We spent time listening to tavern wenches explain how colonial taverns functioned at The Rising Sun Tavern.
We walked through Mary Washington’s (George Washington’s mother) gardens, saw her kitchen, and viewed her personal belongings in her house at The Mary Washington House.
We visited Hugh Mercer’s Apothecary where we learned about all kinds of herbal remedies (and not so herbal remedies, like bone saws and scarificators) used during the colonial era.
We visited James Monroe’s law office and viewed a lot of his personal effects (including chairs that match ones that are in the White House).
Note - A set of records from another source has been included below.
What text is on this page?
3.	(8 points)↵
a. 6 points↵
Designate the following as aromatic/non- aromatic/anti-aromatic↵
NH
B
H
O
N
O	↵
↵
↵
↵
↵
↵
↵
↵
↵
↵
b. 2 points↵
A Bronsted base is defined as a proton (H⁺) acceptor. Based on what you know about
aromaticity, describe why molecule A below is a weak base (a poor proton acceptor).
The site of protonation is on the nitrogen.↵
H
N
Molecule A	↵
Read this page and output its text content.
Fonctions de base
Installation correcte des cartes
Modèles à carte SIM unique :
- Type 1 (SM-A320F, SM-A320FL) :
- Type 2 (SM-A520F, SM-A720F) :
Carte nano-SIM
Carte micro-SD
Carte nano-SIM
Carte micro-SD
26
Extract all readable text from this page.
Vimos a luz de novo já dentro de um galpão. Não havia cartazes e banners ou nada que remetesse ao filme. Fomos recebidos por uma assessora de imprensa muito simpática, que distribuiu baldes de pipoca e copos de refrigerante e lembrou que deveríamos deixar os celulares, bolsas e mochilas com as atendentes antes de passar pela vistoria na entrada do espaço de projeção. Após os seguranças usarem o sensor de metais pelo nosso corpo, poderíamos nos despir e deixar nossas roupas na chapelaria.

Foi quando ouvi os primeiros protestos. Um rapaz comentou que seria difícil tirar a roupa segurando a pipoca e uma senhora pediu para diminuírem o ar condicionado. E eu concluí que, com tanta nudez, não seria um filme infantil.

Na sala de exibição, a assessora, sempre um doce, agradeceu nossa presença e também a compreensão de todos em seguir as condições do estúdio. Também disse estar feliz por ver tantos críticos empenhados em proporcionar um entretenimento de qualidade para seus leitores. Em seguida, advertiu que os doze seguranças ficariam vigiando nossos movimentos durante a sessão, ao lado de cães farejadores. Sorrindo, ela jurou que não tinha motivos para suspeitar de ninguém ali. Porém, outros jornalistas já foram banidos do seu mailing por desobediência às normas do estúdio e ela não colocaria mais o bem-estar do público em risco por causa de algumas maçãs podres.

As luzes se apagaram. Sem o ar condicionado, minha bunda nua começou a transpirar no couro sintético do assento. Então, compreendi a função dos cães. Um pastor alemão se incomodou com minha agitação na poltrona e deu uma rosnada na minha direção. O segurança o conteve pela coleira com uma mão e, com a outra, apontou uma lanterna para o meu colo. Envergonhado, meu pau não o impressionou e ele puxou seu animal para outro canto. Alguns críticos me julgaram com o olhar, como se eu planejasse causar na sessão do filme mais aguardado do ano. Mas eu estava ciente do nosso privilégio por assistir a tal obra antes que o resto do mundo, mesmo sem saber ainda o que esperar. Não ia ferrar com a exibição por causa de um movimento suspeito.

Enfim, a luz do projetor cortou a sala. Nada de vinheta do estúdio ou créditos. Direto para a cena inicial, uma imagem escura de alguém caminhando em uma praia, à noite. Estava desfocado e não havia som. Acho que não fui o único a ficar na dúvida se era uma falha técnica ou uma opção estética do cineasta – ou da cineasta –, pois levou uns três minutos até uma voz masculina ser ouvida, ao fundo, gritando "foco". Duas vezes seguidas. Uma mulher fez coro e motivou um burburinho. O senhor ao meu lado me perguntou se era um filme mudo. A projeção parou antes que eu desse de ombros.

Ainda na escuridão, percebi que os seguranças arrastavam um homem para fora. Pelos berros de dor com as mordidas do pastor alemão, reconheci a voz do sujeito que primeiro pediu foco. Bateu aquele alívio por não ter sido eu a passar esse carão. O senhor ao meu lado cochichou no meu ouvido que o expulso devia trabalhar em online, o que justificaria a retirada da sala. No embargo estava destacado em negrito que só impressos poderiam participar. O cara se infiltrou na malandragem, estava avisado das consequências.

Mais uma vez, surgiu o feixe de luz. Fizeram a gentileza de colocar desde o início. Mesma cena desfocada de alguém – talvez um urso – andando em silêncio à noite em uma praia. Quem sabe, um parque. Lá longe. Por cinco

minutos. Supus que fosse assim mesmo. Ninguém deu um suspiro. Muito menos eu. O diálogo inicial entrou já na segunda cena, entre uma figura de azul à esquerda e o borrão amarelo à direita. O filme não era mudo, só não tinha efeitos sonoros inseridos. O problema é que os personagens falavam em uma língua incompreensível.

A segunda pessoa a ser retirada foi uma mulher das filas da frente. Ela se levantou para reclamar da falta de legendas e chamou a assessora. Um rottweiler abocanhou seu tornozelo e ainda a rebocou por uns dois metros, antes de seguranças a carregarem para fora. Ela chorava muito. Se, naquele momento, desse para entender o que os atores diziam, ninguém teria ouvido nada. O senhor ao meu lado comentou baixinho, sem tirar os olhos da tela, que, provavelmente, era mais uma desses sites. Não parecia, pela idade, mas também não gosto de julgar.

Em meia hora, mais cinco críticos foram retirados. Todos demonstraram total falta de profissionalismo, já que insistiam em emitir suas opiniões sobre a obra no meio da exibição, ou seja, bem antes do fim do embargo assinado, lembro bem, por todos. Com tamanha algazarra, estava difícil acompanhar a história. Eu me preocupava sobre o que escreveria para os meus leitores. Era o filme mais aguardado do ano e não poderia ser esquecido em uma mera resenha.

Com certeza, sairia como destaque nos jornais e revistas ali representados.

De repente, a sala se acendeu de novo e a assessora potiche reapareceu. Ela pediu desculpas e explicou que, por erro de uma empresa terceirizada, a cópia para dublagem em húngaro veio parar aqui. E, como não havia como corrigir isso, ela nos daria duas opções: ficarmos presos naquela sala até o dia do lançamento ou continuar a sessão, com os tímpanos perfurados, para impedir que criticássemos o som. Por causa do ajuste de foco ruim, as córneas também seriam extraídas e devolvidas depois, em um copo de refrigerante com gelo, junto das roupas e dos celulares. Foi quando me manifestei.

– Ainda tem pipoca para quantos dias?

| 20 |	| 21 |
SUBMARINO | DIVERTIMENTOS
Tips for Using Blue Star Museums
While Blue Star Museums is officially over for the season today, make sure that you take advantage of this fantastic program next year! We learned quite a lot about the program over the summer.
Bring your ID.
Make sure that you have a form of military ID on you when you visit. Some museums will take you on your word… but some will need to verify your status.
Dependent IDs work, too.
I attended some of these museums without John with me and my dependent ID worked just fine.
At least two of the museums we attended were not on the master list online… so make sure you ask if they’re participating (even if you don’t think they are)! Many museums also post a Blue Star Museums poster at the admissions desk, so keep your eyes peeled for that, too.
Find out what’s waived.
We’ve had a few visitors this summer and we’ve taken them to the Hugh Mercer Apothecary (because… the leeches). We were astonished when the admissions fees were waived for our entire group– not just John and me. This has happened at other Blue Star Museums as well– which is beyond generous of these institutions!
Have you used the Blue Star Museums program? If so, which museums have you attended?